Football: Iraq captain urges end to celebratory fire
Younus Mahmood of Iraq (C) celebrates after scoring a goal in extra time against Iran during their AFC Asian Cup quarter-final football match in Canberra on January 23, 2015.

BAGHDAD - The captain of Iraq's football team Sunday urged fans to refrain from shooting in the air after celebratory gunfire reportedly wounded dozens following a victory against Iran.

Younis Mahmoud made his appeal in a video message he recorded from Australia and posted on Facebook on the eve of Iraq's Asian Cup semi-final clash with South Korea.

"I urge you to express your happiness in a dignified way because I think the shooting is hurting people," he said.

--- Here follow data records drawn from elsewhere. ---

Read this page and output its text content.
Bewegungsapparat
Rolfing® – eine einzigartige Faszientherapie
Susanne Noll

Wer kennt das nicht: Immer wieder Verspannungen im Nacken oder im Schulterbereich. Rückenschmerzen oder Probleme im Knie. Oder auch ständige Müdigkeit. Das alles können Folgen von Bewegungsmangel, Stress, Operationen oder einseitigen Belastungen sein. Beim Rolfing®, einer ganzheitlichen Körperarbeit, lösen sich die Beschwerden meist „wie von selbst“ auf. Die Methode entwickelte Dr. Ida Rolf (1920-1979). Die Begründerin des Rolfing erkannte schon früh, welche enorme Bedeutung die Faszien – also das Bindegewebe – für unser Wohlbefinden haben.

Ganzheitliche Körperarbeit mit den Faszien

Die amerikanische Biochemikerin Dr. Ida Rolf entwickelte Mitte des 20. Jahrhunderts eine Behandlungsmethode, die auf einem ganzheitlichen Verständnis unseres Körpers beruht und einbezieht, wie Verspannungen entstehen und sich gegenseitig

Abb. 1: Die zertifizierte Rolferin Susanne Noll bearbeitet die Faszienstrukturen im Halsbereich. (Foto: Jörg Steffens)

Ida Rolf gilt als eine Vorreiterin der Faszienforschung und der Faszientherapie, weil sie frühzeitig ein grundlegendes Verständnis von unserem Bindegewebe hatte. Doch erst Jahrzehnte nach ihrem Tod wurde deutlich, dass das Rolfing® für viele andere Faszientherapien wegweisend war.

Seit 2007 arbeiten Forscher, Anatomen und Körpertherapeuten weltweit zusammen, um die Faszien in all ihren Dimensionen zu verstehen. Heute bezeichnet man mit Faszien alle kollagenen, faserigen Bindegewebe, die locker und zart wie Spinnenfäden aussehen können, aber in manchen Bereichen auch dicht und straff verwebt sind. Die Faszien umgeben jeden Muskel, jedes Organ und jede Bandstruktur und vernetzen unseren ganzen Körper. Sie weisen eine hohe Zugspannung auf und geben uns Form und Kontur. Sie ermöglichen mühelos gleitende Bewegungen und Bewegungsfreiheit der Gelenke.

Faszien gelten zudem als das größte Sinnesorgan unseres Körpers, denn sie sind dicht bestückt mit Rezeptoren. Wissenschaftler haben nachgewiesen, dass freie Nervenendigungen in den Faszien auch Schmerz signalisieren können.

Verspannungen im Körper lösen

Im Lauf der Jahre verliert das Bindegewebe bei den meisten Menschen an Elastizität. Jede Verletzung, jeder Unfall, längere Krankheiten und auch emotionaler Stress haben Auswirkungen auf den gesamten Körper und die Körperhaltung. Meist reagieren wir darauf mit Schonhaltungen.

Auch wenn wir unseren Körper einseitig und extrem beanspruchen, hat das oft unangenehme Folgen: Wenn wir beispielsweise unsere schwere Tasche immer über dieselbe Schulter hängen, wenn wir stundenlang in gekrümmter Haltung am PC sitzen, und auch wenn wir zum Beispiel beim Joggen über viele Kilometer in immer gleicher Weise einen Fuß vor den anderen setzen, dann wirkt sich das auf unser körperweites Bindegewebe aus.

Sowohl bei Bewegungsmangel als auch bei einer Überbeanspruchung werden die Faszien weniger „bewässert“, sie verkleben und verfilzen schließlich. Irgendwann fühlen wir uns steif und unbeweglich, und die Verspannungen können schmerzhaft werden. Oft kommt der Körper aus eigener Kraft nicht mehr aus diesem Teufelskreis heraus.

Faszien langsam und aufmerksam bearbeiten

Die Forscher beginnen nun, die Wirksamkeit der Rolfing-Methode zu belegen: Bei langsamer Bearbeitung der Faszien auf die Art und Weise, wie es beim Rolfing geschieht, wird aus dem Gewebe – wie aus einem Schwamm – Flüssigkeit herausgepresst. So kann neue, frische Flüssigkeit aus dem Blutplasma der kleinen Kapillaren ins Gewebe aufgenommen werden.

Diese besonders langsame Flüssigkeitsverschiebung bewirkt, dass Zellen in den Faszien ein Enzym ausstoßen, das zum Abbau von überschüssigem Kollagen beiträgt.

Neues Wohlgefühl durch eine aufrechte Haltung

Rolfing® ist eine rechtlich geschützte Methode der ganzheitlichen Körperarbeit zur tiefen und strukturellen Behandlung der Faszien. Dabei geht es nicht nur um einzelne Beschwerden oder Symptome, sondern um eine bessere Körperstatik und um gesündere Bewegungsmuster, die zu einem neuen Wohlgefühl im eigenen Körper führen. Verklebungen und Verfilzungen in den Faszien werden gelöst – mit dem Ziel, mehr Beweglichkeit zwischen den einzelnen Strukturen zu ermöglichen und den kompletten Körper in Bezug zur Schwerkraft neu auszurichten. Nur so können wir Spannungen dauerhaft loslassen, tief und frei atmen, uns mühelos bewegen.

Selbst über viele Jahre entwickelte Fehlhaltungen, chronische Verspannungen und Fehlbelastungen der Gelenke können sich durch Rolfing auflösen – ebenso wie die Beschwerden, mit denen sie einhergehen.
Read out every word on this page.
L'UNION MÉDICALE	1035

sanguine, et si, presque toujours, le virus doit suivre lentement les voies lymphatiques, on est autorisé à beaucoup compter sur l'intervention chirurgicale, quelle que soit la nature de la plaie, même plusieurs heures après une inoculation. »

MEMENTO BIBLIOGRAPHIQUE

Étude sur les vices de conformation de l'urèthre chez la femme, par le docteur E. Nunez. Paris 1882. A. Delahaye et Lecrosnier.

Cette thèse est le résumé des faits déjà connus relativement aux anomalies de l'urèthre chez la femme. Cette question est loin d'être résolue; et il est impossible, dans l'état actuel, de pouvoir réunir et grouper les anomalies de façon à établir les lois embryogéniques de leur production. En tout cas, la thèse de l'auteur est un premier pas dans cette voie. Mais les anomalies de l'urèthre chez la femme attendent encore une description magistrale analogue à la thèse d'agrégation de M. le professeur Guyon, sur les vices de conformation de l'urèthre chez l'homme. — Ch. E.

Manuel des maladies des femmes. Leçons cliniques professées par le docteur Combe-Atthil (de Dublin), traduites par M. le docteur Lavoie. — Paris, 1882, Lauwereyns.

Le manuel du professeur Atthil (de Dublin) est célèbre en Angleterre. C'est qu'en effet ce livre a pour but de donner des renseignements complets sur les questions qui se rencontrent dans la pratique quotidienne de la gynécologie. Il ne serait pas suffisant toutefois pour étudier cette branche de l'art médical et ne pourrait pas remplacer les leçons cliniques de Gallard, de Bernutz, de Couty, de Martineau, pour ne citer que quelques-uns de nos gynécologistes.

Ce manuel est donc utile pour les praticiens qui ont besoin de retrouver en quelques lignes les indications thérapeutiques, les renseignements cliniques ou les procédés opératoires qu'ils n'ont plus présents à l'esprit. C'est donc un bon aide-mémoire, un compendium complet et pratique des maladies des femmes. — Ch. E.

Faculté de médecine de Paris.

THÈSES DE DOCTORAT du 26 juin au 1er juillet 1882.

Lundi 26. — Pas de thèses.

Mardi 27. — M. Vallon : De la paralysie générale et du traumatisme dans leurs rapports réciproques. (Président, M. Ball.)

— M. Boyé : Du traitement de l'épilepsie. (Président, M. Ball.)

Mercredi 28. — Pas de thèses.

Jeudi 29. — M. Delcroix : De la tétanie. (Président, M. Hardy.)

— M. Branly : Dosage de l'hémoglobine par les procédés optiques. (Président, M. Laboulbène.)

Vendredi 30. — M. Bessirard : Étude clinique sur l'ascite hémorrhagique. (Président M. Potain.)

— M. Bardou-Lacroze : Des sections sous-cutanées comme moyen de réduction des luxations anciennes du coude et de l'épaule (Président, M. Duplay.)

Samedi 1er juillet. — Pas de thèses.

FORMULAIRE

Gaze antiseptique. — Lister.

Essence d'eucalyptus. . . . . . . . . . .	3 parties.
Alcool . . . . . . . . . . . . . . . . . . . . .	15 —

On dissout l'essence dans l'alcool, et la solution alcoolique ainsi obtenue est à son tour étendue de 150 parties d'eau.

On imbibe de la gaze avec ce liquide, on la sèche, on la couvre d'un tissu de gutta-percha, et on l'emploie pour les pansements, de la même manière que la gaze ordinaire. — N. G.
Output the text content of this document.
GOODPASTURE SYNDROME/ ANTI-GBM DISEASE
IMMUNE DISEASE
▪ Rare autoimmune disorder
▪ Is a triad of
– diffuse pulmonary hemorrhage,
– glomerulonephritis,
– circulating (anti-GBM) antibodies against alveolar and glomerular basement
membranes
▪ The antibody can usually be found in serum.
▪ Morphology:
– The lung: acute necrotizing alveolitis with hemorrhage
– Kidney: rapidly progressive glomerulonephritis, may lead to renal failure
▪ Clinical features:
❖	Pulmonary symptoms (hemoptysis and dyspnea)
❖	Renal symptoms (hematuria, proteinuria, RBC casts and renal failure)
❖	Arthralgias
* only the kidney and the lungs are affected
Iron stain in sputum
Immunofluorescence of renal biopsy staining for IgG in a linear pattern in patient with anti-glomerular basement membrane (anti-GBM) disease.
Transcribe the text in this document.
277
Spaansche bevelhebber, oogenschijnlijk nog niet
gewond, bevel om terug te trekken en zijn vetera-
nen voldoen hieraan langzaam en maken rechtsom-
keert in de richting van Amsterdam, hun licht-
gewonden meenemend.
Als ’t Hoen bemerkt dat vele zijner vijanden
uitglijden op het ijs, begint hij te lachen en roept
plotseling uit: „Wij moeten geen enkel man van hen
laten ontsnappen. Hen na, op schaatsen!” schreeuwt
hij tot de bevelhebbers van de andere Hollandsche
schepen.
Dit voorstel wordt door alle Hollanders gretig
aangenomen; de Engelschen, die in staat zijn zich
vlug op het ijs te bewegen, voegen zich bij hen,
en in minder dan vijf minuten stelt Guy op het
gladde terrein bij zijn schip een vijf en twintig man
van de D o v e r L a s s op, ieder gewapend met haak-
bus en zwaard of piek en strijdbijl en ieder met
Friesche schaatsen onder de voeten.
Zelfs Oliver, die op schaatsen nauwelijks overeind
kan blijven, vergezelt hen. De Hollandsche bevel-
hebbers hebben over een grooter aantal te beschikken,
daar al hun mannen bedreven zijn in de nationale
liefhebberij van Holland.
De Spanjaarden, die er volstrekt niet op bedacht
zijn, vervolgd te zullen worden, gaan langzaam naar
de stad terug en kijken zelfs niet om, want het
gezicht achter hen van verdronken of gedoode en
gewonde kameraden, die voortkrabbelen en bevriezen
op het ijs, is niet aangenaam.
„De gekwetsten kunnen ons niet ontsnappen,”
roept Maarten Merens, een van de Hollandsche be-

Interior ministry spokesman Saad Maan said at least 89 people were wounded after Iraq's win Friday against arch-rivals Iran in a dramatic penalty shoot-out triggered celebratory gunfire across Baghdad.

Reports have surfaced on the Internet of at least two children being killed by falling bullets. While he could not confirm the number of deaths, Maan said many of the wounded suffered head wounds.

"This shooting could hurt a family and this family will not have fun with us, it will be prevented from celebrating with us," Iraq's talismanic captain Mahmoud said.

"I urge you all to stop firing," he said.

Prime Minister Haider al-Abadi promised to crack down on any further celebratory gunfire in Iraq, which is awash with weapons, but such pledges have been made before with little effect.

"I have ordered the security forces to prevent celebratory gunfire and punish violators," he said in a statement.

He urged the security forces, the sport, health and tribal authorities as well as civil society to "play an active role in spreading awareness and contribute to ending this uncivilised behaviour."

Reactions to the victory against Iran on Friday were particularly enthusiastic because the neighbouring countries have a long-standing rivalry.

The victory, which came after a nail-biting finish, was also a rare moment of cross-sectarian rejoicing in a country which has been riven by internal divisions and a June offensive by the Islamic State jihadist group.

People usually fire into the air at an angle, which means bullets come back to earth on a curve with residual velocity instead of in a perfectly vertical, and less dangerous, free fall.